Direktur Perpajakan Internasional Ditjen Pajak John Hutagaol mengatakan, CbCR dimaksudkan untuk mendorong keterbukaan informasi terkait transaksi hubungan istimewa antar perusahaan dalam satu grup.
“Bila induknya WP dalam negeri, maka entitas induknya saja yang wajib melaporkan CbCR. Sedangkan anak-anak perusahaannya tidak wajib,” kata John kepada Kontan.co.id, Kamis (18/1).
Oleh karena itu, dalam suatu perusahaan grup, yang wajib menyelenggarakan dan melaporkan CbCR adalah hanya entitas induk. Sementara, untuk negara yang tidak memiliki perjanjian internasional di bidang pertukaran informasi dengan Indonesia, maka anak perusahaan yang berada di Indonesia yang diwajibkan melaporkan CbCR induknya kepada Direktorat Jenderal Pajak lewat mekanisme local filling.
“Perlu tercipta symmetric information antara otoritas pajak dengan WP. Dengan demikian, CbCR diperlukan oleh otoritas pajak baik dari negara/yurisdiksi berkembang maupun negara/yurisdiksi maju,” ujar John.
Direktur Eksekutif Center for Indonesia Taxation Analysis (CITA) Yustinus Prastowo mengatakan, pelaksanaan dari kewajiban ini belum tentu efektif. Sebab, konsep CbCR ini masih memperlakukan induk di negara yang bersangkutan yang wajib membuat dokumen transfer pricing (TP Docs).
“Sedangkan di Indonesia kebanyakan justru entitas anak atau konstituen yang induknya di negara lain. CbCR ini hanya wajib buat yang induknya di Indonesia dan anak-anaknya di luar negeri. Faktanya belum banyak yang begini,” ucapnya.

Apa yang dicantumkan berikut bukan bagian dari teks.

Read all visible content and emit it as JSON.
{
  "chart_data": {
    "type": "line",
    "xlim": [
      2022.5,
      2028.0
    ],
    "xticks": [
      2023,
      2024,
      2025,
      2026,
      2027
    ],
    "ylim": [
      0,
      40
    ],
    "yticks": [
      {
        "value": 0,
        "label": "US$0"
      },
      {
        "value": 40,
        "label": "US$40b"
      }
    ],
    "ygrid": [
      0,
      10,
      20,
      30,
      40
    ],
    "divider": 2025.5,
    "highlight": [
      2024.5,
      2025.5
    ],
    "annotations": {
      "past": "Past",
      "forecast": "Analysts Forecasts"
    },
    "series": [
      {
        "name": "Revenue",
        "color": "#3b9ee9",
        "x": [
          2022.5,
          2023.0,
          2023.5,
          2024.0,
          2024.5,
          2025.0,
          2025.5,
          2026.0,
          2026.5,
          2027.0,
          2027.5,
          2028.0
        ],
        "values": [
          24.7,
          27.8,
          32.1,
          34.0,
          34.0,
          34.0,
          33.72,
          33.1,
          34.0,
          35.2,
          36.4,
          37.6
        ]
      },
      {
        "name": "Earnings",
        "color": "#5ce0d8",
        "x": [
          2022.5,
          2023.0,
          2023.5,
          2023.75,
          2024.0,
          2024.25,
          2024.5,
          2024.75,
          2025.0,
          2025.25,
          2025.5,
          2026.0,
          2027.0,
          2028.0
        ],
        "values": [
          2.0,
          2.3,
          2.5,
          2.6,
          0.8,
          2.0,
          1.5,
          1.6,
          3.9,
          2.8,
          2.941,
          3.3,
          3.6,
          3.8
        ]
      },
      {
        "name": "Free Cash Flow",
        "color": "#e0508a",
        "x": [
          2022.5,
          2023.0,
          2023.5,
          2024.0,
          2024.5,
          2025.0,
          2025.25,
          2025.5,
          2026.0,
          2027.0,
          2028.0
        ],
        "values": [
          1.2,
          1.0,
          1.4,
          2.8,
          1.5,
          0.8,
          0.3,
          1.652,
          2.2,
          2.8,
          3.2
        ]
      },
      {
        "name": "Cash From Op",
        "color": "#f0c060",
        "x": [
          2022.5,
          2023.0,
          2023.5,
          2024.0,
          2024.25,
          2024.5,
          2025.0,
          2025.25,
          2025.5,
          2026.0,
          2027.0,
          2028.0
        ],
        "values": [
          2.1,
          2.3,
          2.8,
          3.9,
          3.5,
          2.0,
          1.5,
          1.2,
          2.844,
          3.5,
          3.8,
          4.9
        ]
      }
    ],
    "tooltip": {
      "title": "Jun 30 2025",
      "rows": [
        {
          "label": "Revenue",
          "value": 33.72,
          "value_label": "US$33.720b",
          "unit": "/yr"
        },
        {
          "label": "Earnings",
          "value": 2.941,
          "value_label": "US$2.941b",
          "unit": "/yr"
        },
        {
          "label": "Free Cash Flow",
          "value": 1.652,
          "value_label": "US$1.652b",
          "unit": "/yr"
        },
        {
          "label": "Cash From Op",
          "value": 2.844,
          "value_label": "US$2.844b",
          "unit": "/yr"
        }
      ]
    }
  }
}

Di Indonesia, kebanyakan adalah sebaliknya, yakni PMA di sini dengan induk di luar negeri. “Ini tidak wajib, kecuali tidak memenuhi syarat. Memang CbCR yang digagas OECD ini lebih menguntungkan negara maju,” kata Yustinus.
Pengamat pajak Danny Darussalam Tax Center (DDTC) Bawono Kristiaji berpendapat, sebenarnya adanya CbCR itu menguntungkan seluruh negara karena adanya tranparansi membantu tiap otoritas pajak dalam melakukan risk assessment atas kewajaran pengalokasian laba perusahaan multinasional. Dengan demikian, hal ini bukanlah instrumen untuk mengendalikan atau menarik laba ke negara tertentu. Misal negara maju yang berperan sebagai capital exporting countries.
“Ini lebih kepada jaminan bahwa tiap negara tempat beroperasinya perusahaan multinasional memperoleh penerimaan pajak yang adil. Menjamin fair share tax allocation,” jelasnya.